Figure 2.

(A) Intracellular calcium buffering prevents LTD. A Purkinje neuron was voltage-clamped with a patch pipette filled with solution containing 10 mM 1,2-bis(2-amino phenoxy)ethane-N,N,N′,N′-tetraacetic acid. Two pulses of InsP₃+ΔV (arrows) failed to induce LTD. Experiment JL255A. (B) Evidence of saturation. A 30-s train of PF+ΔV (arrow) was used to induce LTD. Two subsequent 30-s trains of PF+ΔV (second and third arrows) failed to induce additional depression as maximal depression was achieved with the first train.

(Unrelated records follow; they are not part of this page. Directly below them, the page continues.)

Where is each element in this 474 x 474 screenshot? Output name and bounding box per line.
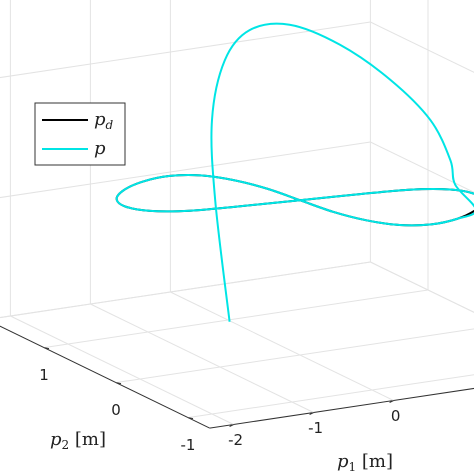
symbol: p bbox=[50, 429, 62, 450]
x-tick-label: 0 bbox=[391, 407, 401, 425]
y-tick-label: 0 bbox=[111, 401, 121, 419]
grid-line bbox=[43, 289, 429, 349]
box-edge bbox=[370, 261, 474, 313]
grid-line bbox=[170, 291, 394, 401]
symbol: p bbox=[94, 109, 106, 130]
legend-label: pd bbox=[94, 109, 114, 132]
grid-line bbox=[0, 261, 371, 319]
curves bbox=[115, 22, 474, 322]
subscript: 1 bbox=[349, 460, 357, 474]
legend: pdp bbox=[34, 102, 126, 166]
grid bbox=[0, 0, 474, 429]
grid-line bbox=[370, 0, 474, 11]
axis-edge bbox=[0, 325, 210, 429]
tick-mark bbox=[309, 412, 314, 415]
grid-line bbox=[370, 21, 474, 73]
trajectory bbox=[115, 22, 474, 322]
legend-label: p bbox=[94, 138, 106, 159]
y-tick-label: -1 bbox=[181, 436, 196, 454]
x-tick-label: -2 bbox=[228, 431, 243, 449]
grid-line bbox=[187, 374, 474, 419]
tick-mark bbox=[43, 347, 50, 350]
grid-line bbox=[0, 21, 371, 79]
tick-mark bbox=[389, 400, 394, 403]
symbol: p bbox=[337, 451, 349, 472]
symbol: p bbox=[94, 138, 106, 159]
subscript: d bbox=[106, 118, 114, 132]
grid-line bbox=[115, 328, 474, 384]
x-tick-label: -1 bbox=[308, 419, 323, 437]
x-axis-label: p1 [m] bbox=[337, 451, 393, 474]
grid-line bbox=[370, 141, 474, 193]
unit: [m] bbox=[362, 451, 393, 472]
y-axis-label: p2 [m] bbox=[50, 429, 106, 452]
tick-mark bbox=[187, 417, 194, 420]
tick-mark bbox=[229, 424, 234, 427]
subscript: 2 bbox=[62, 438, 70, 452]
grid-line bbox=[370, 261, 474, 313]
unit: [m] bbox=[75, 429, 106, 450]
axis-edge bbox=[209, 387, 474, 429]
grid-line bbox=[10, 315, 234, 425]
grid-line bbox=[0, 141, 371, 199]
grid-line bbox=[90, 303, 314, 413]
tick-mark bbox=[115, 382, 122, 385]
y-tick-label: 1 bbox=[39, 366, 49, 384]
legend-box bbox=[34, 102, 126, 166]
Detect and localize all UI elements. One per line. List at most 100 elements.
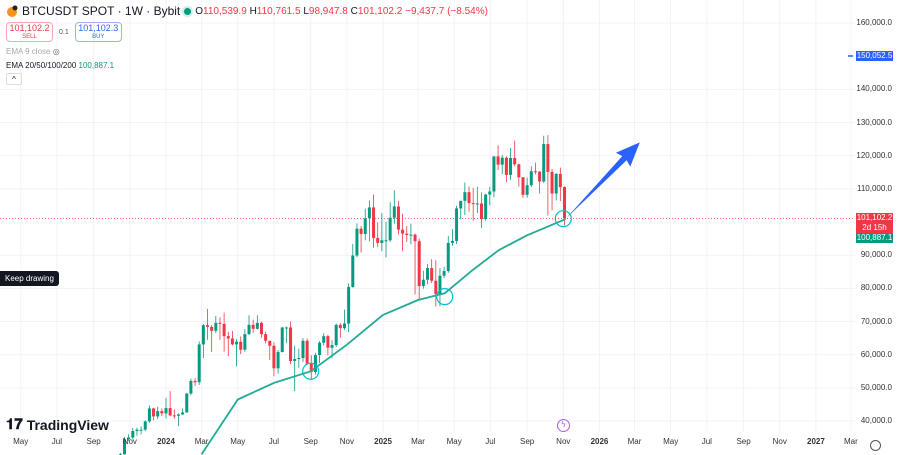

Photo-release of InsP₃+ΔV (hashed arrow) also failed to induce additional depression, which suggests a common pathway for both protocols. (C) The InsP₃ receptor antagonist heparin (50 μg/ml in the patch pipette) prevented induction of LTD by 30-s (first arrow) and 100-s (second arrow) trains of PF+ΔV, indicating that InsP₃-evoked calcium release is required for induction of LTD under physiological conditions. The transient decreases in responses after the trains are because of increases in membrane conductance presumably caused by calcium-activated K⁺ and Cl⁻ channels. In all other figures amplitude of synaptic currents are shown after return of the membrane conductance to its resting level. Experiment JL166A.